Artist Charlotte Prodger Wins 2018 Turner Prize
Artist Charlotte Prodger Wins 2018 Turner Prize
Prodger's work explores issues surrounding queer identity, landscape, language, technology and time.

Glasgow-based British artist Charlotte Prodger has won the prestigious Turner Prize for 2018, awarded for "an outstanding exhibition or other presentation of their work in the preceding year".

Forty four-year-old Prodger, who works with moving image, printed image, sculpture and writing, was nominated for the prize for her solo exhibition "BRIDGIT/Stoneymollan Trail" at Bergen Kunsthall (2017) comprising two single-channel videos, Tate Gallery said on Tuesday.
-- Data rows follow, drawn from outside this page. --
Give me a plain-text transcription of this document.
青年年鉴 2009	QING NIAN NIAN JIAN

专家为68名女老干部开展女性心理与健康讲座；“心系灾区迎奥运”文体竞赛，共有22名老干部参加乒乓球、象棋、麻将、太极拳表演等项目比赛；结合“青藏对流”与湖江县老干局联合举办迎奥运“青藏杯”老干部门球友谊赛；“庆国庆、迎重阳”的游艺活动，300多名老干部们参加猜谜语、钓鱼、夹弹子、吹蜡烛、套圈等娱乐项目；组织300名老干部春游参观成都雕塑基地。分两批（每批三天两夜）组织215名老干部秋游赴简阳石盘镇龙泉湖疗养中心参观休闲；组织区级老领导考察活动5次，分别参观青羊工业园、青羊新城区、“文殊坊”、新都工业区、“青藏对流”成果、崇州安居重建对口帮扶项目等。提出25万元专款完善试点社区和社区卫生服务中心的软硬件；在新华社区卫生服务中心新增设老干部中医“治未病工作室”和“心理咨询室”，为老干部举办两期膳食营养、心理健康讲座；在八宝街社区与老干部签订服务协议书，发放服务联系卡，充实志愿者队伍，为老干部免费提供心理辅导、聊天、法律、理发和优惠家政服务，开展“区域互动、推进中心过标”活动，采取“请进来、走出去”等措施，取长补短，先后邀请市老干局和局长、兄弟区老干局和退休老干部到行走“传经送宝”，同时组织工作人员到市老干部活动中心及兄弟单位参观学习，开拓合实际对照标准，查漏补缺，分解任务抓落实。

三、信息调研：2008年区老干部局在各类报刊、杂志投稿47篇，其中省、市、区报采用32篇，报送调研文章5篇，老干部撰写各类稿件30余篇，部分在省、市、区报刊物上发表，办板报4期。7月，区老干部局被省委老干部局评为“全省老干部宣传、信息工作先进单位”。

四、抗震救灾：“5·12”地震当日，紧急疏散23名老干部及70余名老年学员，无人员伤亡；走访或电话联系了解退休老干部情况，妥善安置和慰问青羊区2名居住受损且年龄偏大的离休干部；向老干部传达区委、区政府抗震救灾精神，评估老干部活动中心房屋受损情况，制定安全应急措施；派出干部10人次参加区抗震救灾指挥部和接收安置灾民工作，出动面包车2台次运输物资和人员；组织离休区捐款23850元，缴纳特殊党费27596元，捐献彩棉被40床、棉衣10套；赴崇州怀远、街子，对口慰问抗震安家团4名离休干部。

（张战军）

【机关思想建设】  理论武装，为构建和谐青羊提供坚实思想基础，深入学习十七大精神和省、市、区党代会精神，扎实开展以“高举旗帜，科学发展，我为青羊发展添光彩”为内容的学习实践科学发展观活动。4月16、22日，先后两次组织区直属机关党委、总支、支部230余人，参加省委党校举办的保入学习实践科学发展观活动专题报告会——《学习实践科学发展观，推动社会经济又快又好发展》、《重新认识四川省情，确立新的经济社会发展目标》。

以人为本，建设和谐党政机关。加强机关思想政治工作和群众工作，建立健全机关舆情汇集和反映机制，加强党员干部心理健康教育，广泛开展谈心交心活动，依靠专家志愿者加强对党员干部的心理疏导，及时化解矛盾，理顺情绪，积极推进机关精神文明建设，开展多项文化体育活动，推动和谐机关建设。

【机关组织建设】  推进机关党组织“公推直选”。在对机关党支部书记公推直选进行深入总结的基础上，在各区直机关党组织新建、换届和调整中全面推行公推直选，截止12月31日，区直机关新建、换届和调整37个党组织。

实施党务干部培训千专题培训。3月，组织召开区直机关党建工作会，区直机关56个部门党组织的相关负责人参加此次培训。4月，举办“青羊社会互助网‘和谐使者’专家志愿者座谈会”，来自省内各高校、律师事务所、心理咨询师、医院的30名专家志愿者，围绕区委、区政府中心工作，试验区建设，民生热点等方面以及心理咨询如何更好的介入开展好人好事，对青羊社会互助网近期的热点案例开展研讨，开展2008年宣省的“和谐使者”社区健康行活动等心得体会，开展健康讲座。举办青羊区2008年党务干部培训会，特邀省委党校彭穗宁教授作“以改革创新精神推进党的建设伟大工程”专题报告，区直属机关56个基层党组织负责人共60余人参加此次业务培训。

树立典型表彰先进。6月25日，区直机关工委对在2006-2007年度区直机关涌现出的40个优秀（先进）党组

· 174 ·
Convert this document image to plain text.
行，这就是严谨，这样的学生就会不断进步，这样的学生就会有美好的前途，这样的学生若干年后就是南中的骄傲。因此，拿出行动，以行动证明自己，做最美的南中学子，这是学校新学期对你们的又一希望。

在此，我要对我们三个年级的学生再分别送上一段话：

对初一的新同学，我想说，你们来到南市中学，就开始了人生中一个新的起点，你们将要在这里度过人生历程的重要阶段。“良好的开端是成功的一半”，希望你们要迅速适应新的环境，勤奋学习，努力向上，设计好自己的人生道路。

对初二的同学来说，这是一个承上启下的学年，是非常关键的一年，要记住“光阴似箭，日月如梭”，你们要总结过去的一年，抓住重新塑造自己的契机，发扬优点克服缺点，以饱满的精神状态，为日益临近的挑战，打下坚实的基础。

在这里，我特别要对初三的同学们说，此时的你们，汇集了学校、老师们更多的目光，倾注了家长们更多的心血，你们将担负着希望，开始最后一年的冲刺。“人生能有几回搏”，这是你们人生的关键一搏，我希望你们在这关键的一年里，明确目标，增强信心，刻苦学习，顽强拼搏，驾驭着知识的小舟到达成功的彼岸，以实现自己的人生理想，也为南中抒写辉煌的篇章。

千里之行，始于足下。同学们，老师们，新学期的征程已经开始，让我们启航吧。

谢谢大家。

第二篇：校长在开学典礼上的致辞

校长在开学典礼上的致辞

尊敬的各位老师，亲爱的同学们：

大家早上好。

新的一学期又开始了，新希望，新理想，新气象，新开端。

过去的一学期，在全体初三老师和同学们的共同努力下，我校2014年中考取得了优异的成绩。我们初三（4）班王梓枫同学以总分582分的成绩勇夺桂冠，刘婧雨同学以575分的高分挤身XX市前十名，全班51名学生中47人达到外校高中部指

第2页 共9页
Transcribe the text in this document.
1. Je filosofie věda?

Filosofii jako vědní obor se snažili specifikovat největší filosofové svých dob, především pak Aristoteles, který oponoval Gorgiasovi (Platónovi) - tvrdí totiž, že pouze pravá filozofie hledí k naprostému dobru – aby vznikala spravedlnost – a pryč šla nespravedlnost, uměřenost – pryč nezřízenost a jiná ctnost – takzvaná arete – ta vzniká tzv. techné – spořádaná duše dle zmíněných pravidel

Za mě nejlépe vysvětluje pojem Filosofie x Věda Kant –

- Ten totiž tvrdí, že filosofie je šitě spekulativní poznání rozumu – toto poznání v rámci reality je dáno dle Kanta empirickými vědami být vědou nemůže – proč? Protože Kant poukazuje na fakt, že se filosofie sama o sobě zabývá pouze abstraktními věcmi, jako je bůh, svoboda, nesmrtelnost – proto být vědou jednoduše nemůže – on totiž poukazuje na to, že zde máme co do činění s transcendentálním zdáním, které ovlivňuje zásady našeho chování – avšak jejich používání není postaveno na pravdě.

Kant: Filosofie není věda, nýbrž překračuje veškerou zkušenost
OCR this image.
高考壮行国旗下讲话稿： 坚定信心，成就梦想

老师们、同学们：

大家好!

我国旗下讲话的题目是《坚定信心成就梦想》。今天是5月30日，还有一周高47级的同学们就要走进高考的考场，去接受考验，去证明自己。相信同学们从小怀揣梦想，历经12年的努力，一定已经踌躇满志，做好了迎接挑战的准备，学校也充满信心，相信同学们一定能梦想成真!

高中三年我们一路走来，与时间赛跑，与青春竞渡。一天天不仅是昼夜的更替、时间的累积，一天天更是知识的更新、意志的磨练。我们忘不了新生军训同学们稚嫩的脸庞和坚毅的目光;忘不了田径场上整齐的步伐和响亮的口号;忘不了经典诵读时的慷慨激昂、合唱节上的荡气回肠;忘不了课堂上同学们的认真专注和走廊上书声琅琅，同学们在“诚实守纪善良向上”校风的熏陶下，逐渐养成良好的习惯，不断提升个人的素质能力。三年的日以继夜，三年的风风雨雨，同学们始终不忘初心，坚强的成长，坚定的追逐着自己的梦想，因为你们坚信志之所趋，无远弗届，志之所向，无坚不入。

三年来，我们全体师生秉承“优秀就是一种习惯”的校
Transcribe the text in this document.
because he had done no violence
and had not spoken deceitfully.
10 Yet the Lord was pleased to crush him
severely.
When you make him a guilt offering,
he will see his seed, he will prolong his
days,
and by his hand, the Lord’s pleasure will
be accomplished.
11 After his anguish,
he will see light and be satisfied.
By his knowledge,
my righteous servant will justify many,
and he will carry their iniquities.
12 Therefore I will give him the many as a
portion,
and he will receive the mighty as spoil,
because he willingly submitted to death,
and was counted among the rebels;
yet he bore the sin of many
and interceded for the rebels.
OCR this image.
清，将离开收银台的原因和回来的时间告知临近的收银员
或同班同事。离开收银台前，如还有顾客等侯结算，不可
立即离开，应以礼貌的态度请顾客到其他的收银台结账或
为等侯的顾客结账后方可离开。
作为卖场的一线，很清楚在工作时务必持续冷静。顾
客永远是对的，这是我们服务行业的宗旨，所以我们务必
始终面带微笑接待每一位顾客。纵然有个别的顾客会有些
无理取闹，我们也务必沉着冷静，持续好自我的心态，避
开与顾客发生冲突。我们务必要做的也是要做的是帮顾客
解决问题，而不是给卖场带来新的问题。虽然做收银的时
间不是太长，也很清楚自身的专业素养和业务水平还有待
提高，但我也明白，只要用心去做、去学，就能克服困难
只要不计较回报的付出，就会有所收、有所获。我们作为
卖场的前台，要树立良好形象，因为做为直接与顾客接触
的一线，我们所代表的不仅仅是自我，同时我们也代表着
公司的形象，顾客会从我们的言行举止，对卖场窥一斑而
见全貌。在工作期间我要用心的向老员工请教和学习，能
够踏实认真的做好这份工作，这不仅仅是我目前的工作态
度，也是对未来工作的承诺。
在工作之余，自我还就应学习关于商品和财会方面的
Prodger's work explores issues surrounding queer identity, landscape, language, technology and time.

Her video work "BRIDGIT" is titled after an eponymous Neolithic deity, and was shot entirely on Prodger's iPhone, which she approaches as a prosthesis or extension of the nervous system, intimately connected to time, social interaction and work, Tate said.

About her work, the former student of Goldsmiths, London and The Glasgow School of Art, says that she likes that "systems of the body enmeshed with the camera".

"Your fingers get in the shot, they're fleshy, they're right here when they're on the screen and you can see the blood inside your finger if you cover the tiny lens. You touch that and rub the screen to alter the exposure...and if you try and do a static shot, you see your body breathing."

"For my voiceovers, I often asked friends to read out my own personal diaristic content; people I feel an affinity with...fragments of these histories are enfolded into me, the histories and language of older queer figures like Samuel Delaney and Sandy Stone," she said.

The Turner Prize, being given since 1984, is named after 19th-century English artist J.M.W. Turner and gives out £40,000 as a monetary accompaniment.

The 2018 jury consisted of art critic and International Editor at ArtReview Oliver Basciano, Kunsthalle Basel Director Elena Filipovic, Executive Director of Holt-Smithson Foundation Lisa Le Feuvre, and novelist and writer Tom McCarthy. The jury was chaired by Alex Farquharson, Director of Tate Britain.